Sebelius Confirmed as Secretary of HHS
Updated 6:26 p.m.
By Shailagh Murray
The Senate approved the nomination of Kathleen Sebelius to head the Department of Health and Human Services, filling the final seat in President Obama's Cabinet on the eve of his 100th day in office.
Democrats had sought a quick vote on the Kansas governor as Congress moves ahead with health-care reform this summer, but Republicans slowed Sebelius's advancement because of her record in favor of abortion rights. GOP procedural objections faded with the recent outbreak of swine flu and the threat of a global pandemic. Sebelius was confirmed by a 65-31 vote this afternoon.
"It is essential for the health of the nation that President Obama has in place, and the nation has in place, a strong secretary of HHS to make sure our federal efforts on this potential pandemic are able to coordinate," said Sen. Mark Warner (D-Va.).

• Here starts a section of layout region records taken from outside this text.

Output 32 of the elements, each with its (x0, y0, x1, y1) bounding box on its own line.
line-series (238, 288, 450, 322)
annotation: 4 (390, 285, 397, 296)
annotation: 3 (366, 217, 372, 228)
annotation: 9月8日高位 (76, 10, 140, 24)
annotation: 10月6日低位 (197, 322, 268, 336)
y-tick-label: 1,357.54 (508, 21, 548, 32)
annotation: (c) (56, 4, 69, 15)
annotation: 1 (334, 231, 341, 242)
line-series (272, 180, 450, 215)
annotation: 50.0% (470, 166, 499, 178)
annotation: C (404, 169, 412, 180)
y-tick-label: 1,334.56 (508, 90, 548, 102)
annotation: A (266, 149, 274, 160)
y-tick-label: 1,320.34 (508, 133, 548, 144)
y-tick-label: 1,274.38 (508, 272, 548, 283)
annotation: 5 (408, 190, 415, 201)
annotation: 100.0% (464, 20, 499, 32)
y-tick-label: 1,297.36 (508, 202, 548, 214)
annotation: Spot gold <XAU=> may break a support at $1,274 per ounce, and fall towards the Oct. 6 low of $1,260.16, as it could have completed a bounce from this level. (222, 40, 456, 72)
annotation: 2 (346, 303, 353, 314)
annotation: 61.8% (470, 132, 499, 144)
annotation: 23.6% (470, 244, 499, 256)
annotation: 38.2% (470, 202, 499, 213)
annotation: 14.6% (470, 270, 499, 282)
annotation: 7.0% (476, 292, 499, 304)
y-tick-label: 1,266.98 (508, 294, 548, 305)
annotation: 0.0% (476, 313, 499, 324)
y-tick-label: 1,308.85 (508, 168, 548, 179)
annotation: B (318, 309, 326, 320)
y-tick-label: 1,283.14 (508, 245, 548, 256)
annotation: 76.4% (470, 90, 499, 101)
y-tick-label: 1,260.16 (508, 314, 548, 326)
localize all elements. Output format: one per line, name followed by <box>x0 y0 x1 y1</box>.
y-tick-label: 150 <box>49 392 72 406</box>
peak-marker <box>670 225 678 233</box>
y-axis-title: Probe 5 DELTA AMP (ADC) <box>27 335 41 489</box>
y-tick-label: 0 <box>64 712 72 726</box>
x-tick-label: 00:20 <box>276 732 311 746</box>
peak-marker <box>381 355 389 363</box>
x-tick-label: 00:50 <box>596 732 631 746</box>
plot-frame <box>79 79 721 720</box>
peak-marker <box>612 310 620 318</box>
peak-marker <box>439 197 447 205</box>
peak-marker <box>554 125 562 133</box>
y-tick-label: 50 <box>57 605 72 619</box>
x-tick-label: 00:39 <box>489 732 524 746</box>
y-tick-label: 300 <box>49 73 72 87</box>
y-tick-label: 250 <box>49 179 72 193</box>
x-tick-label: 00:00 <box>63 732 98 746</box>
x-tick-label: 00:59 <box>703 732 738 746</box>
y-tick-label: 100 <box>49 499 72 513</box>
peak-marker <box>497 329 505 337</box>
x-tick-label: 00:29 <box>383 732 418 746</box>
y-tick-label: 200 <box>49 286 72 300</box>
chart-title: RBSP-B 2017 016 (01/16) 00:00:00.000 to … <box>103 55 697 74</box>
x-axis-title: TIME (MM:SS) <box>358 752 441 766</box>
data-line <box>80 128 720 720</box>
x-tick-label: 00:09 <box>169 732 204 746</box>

Sebelius, 60, was a prominent early Obama supporter who was elected twice in a conservative heartland state. Democratic leaders were openly courting the popular governor, who is limited by Kansas law to two terms, to run for the Senate in 2010 to succeed conservative GOP Sen. Sam Brownback, who has entered the race to succeed Sebelius. But Sebelius accepted the HHS post after former senator Tom Daschle (D-S.D.) withdrew from consideration following questions about his tax returns.
Senate Finance Committee Chairman Max Baucus (D-Mont.), who is leading the Senate's health-care reform effort, cited Sebelius's success in a Republican state as vital experience to building support for the legislation across party lines. "Governor Sebelius' record shows that she approaches problems from all sides. She is prepared to try creative solutions. She is forward-thinking. She's willing to work with everyone," Baucus said on the Senate floor.
But Republicans criticized the governor's support for abortion rights and her ties to a Wichita doctor who performs abortions and who has contributed to her political campaigns. Sen. Tom Coburn (R-Okla.) [fixed; thanks, nero2! -- ed.] called Sebelius's record on the issue "a fatal character flaw that should have disqualified her" from the HHS job.
Brownback, an ardent opponent of abortion right, supported Sebelius's nomination, as did Sen. Arlen Specter (Pa.), a Republican who announced earlier today that he was becoming a Democrat.